Aanwezige reserves en voorzieningen voor kapitaalgoederen in de openbare ruimte zijn:
- Reserve openbare verlichting
- Reserve verkeersregelinstallaties
- Egalisatiereserve rioleringsbeheer
- Spaar- en egalisatievoorziening rioolvervanging
- Reserve Integraal Uitvoeringsprogramma (IUP)
- Reserve mobiliteit
- Reserve kapitaallasten investeringen mobiliteit
- Reserve parkeren
- Voorziening groot onderhoud haven en brug
2. Buitensportaccommodaties
Het beheerplan buitensportaccommodaties (2015) is het beheerinstrument voor onderhoud en renovatie van sportterreinen. Dit plan geeft aan hoe we de sportvelden, verhardingen, beplanting, hekwerken, verlichting en inrichtingsmaterialen tijdens de planperiode onderhouden, vervangen en renoveren.
Beleidsplan/beheerplan | Jaar vaststelling | Jaar actualisatie |
---|---|---|
Beheerplan buitensportaccommodaties | 2015 | 2022 |
Financiële consequenties
Middelen voor groot onderhoud zijn via de voorziening onderhoud sportparken beschikbaar. In de concept actualisatie in 2021 bleek dat de middelen nog toereikend zijn.
3. Gemeentelijke gebouwen
Voor het onderhoud van de gemeentelijke gebouwen hebben we in 2020 nieuwe Meerjaren Onderhouds Plannen (MJOP) opgesteld. Voor het preventief en correctief onderhoud zijn contracten bij verschillende partijen afgesloten. De gebouwen worden jaarlijks geïnspecteerd. Het MJOP en de uitvoering van de inspectie is gebaseerd op de methodiek conditiemeten (NEN2767) en GBV (Gewapend Beton Voorschriften). Het MJOP is vertaald in het Vastgoedbeheerplan Gemeentelijke Gebouwen 2020-2025. We onderhouden de gebouwen volgens de NEN2767 op minimaal conditieniveau 3: sober en doelmatig.
Beleidsplan/beheerplan | Jaar vaststelling | Jaar actualisatie |
---|---|---|
Beheerplan gemeentelijke gebouwen | 2020 | 2025 |
Financiële consequenties
De onderhoudskosten voor gemeentelijke gebouwen nemen we op in de meerjarige onderhoudsplannen. In de begroting nemen we jaarlijks structureel budget op voor de uitvoering van het noodzakelijke planmatig en preventief onderhoud. Deze budgetten reserveren we per gebouwcluster in een onderhoudsvoorziening.

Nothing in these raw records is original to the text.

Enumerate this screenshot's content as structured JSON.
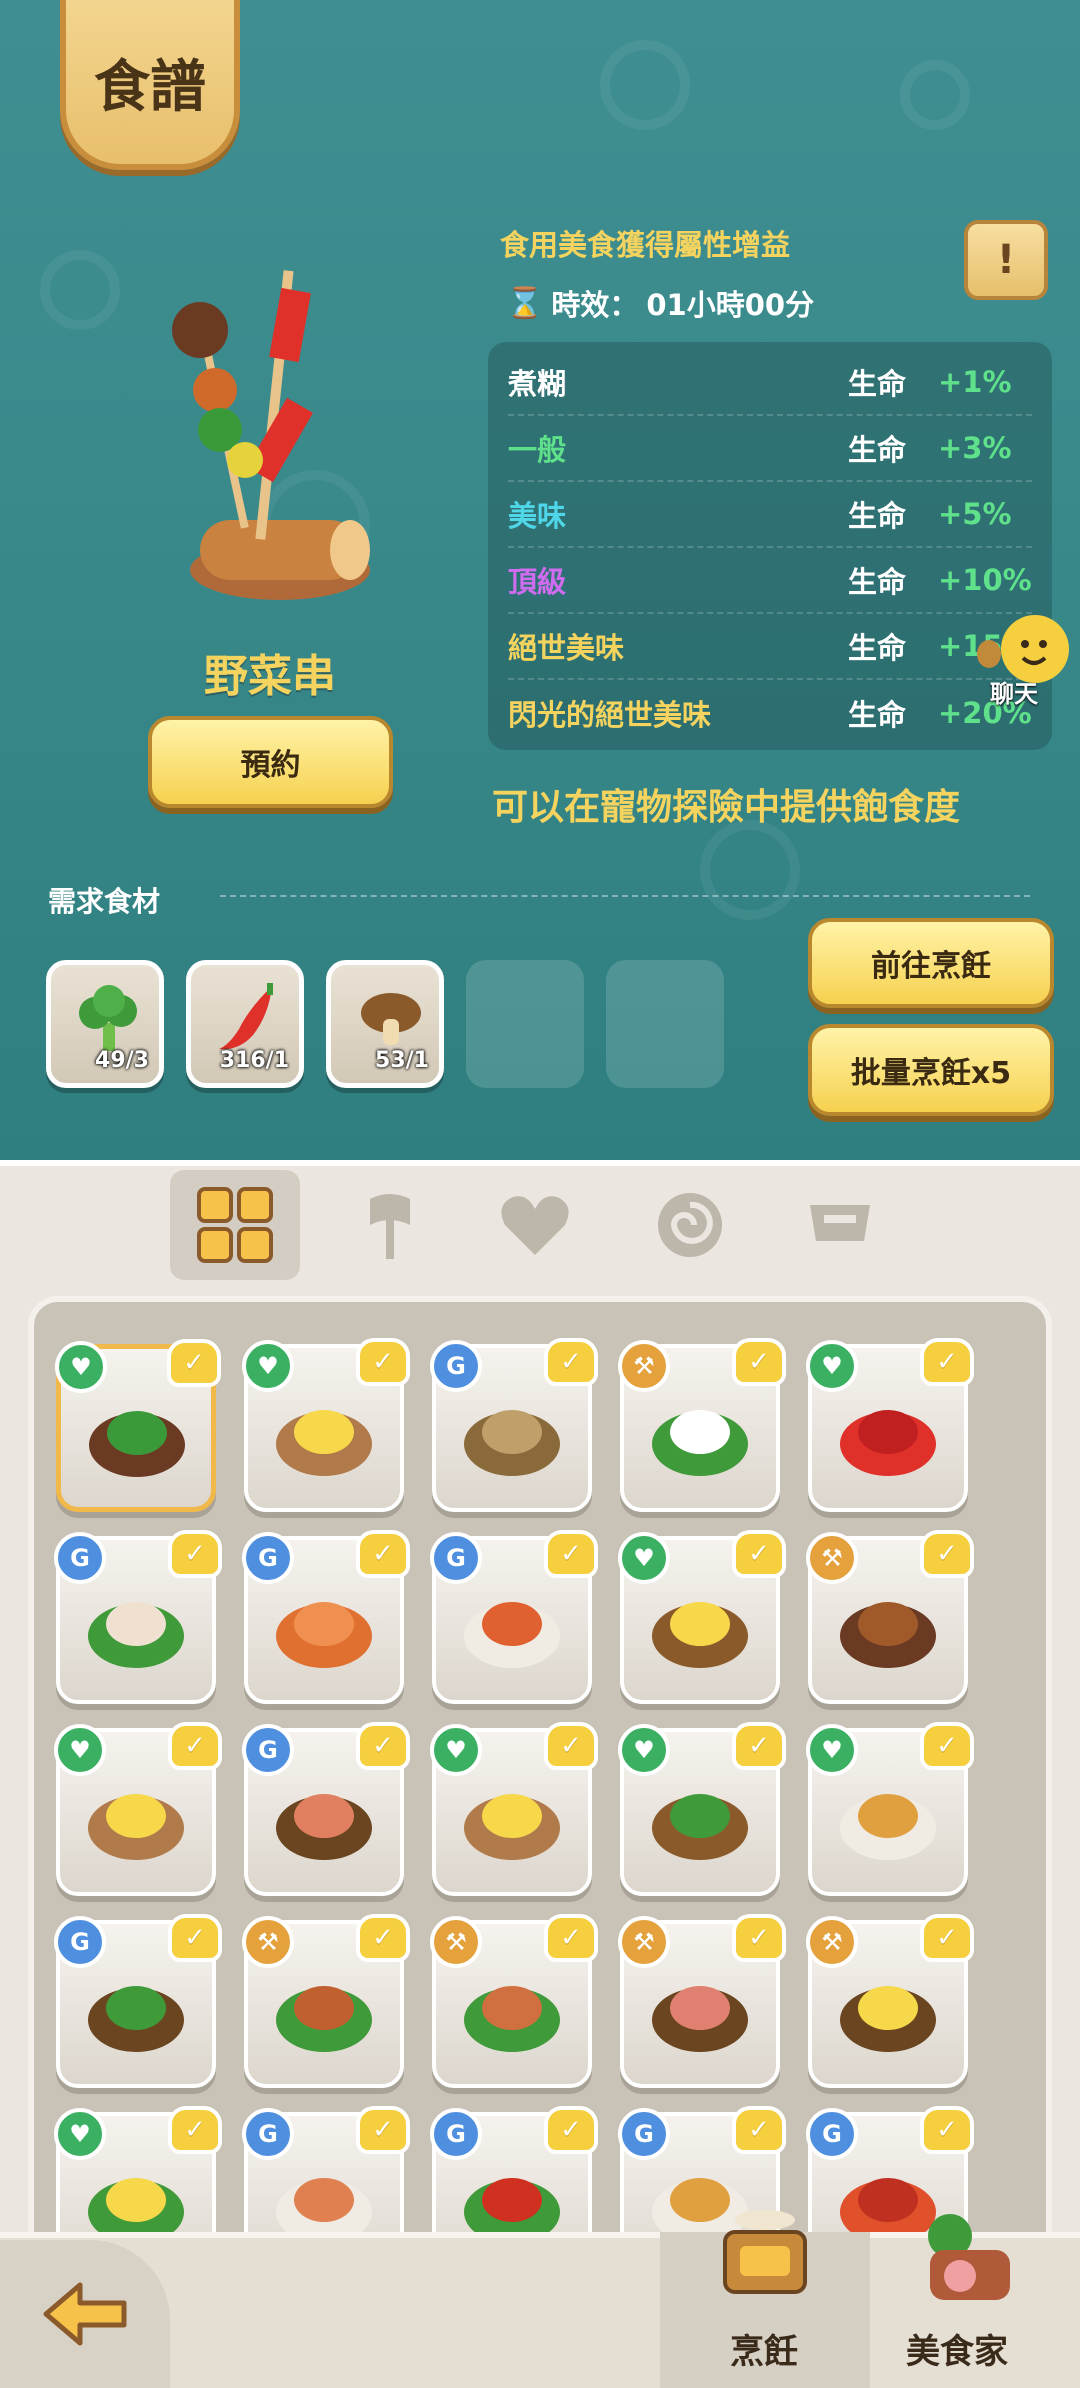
{
  "header": {
    "title": "食譜"
  },
  "dish": {
    "name": "野菜串",
    "reserve_label": "預約"
  },
  "bonus": {
    "title": "食用美食獲得屬性增益",
    "duration_label": "時效：",
    "duration_value": "01小時00分",
    "info_icon": "exclamation-scroll-icon",
    "rows": [
      {
        "quality": "煮糊",
        "stat": "生命",
        "value": "+1%",
        "color": "#ffffff"
      },
      {
        "quality": "一般",
        "stat": "生命",
        "value": "+3%",
        "color": "#5fe08a"
      },
      {
        "quality": "美味",
        "stat": "生命",
        "value": "+5%",
        "color": "#4fd6e8"
      },
      {
        "quality": "頂級",
        "stat": "生命",
        "value": "+10%",
        "color": "#d06cf0"
      },
      {
        "quality": "絕世美味",
        "stat": "生命",
        "value": "+15%",
        "color": "#f4d35e"
      },
      {
        "quality": "閃光的絕世美味",
        "stat": "生命",
        "value": "+20%",
        "color": "#f4d35e"
      }
    ],
    "pet_hint": "可以在寵物探險中提供飽食度"
  },
  "chat": {
    "label": "聊天"
  },
  "ingredients": {
    "label": "需求食材",
    "items": [
      {
        "name": "broccoli",
        "count": "49/3"
      },
      {
        "name": "chili-pepper",
        "count": "316/1"
      },
      {
        "name": "mushroom",
        "count": "53/1"
      }
    ],
    "empty_slots": 2
  },
  "actions": {
    "go_cook": "前往烹飪",
    "batch_cook": "批量烹飪x5"
  },
  "tabs": [
    {
      "icon": "grid-icon",
      "active": true
    },
    {
      "icon": "axe-icon",
      "active": false
    },
    {
      "icon": "heart-icon",
      "active": false
    },
    {
      "icon": "spiral-icon",
      "active": false
    },
    {
      "icon": "helmet-icon",
      "active": false
    }
  ],
  "recipes": [
    {
      "type": "heart",
      "dish": "skewer",
      "selected": true
    },
    {
      "type": "heart",
      "dish": "custard-bowl"
    },
    {
      "type": "spiral",
      "dish": "fish-skewer"
    },
    {
      "type": "axe",
      "dish": "fried-eggs"
    },
    {
      "type": "heart",
      "dish": "chili-peppers"
    },
    {
      "type": "spiral",
      "dish": "scallops"
    },
    {
      "type": "spiral",
      "dish": "shrimp-skewer"
    },
    {
      "type": "spiral",
      "dish": "seafood-soup"
    },
    {
      "type": "heart",
      "dish": "veggie-plate"
    },
    {
      "type": "axe",
      "dish": "mushroom-skewer"
    },
    {
      "type": "heart",
      "dish": "custard-bowl"
    },
    {
      "type": "spiral",
      "dish": "seafood-platter"
    },
    {
      "type": "heart",
      "dish": "custard-bowl"
    },
    {
      "type": "heart",
      "dish": "broccoli-plate"
    },
    {
      "type": "heart",
      "dish": "veggie-stew"
    },
    {
      "type": "spiral",
      "dish": "fish-leaf"
    },
    {
      "type": "axe",
      "dish": "roast-meat"
    },
    {
      "type": "axe",
      "dish": "grilled-steak"
    },
    {
      "type": "axe",
      "dish": "ham"
    },
    {
      "type": "axe",
      "dish": "egg-plate"
    },
    {
      "type": "heart",
      "dish": "corn-plate"
    },
    {
      "type": "spiral",
      "dish": "noodle-bowl"
    },
    {
      "type": "spiral",
      "dish": "crab-plate"
    },
    {
      "type": "spiral",
      "dish": "soup-bowl"
    },
    {
      "type": "spiral",
      "dish": "lobster"
    }
  ],
  "bottom_nav": {
    "back_icon": "back-arrow-icon",
    "cook_label": "烹飪",
    "gourmet_label": "美食家"
  }
}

Als er op basis van het MIP toekomstplannen voor een gebouw zijn onderhouden we deze in eerste instantie op basis van het MJOP. Daarbij wordt rekening gehouden met eventuele planvorming voor een gebouw. We maken slimme keuzes om onderhoudswerkzaamheden op te schuiven afhankelijk van het uitvoeringsjaar. Als een project concreet is en er besloten is om een bestaand gebouw opnieuw te gebruiken, dan wordt onderhoud meegenomen in de verbouwingswerkzaamheden. Als besloten wordt een gebouw af te stoten analyseren we de financiële consequenties voor de betreffende onderhoudsvoorziening, zodat we het gebouw voor een x aantal jaar in de huidige staat kunnen onderhouden.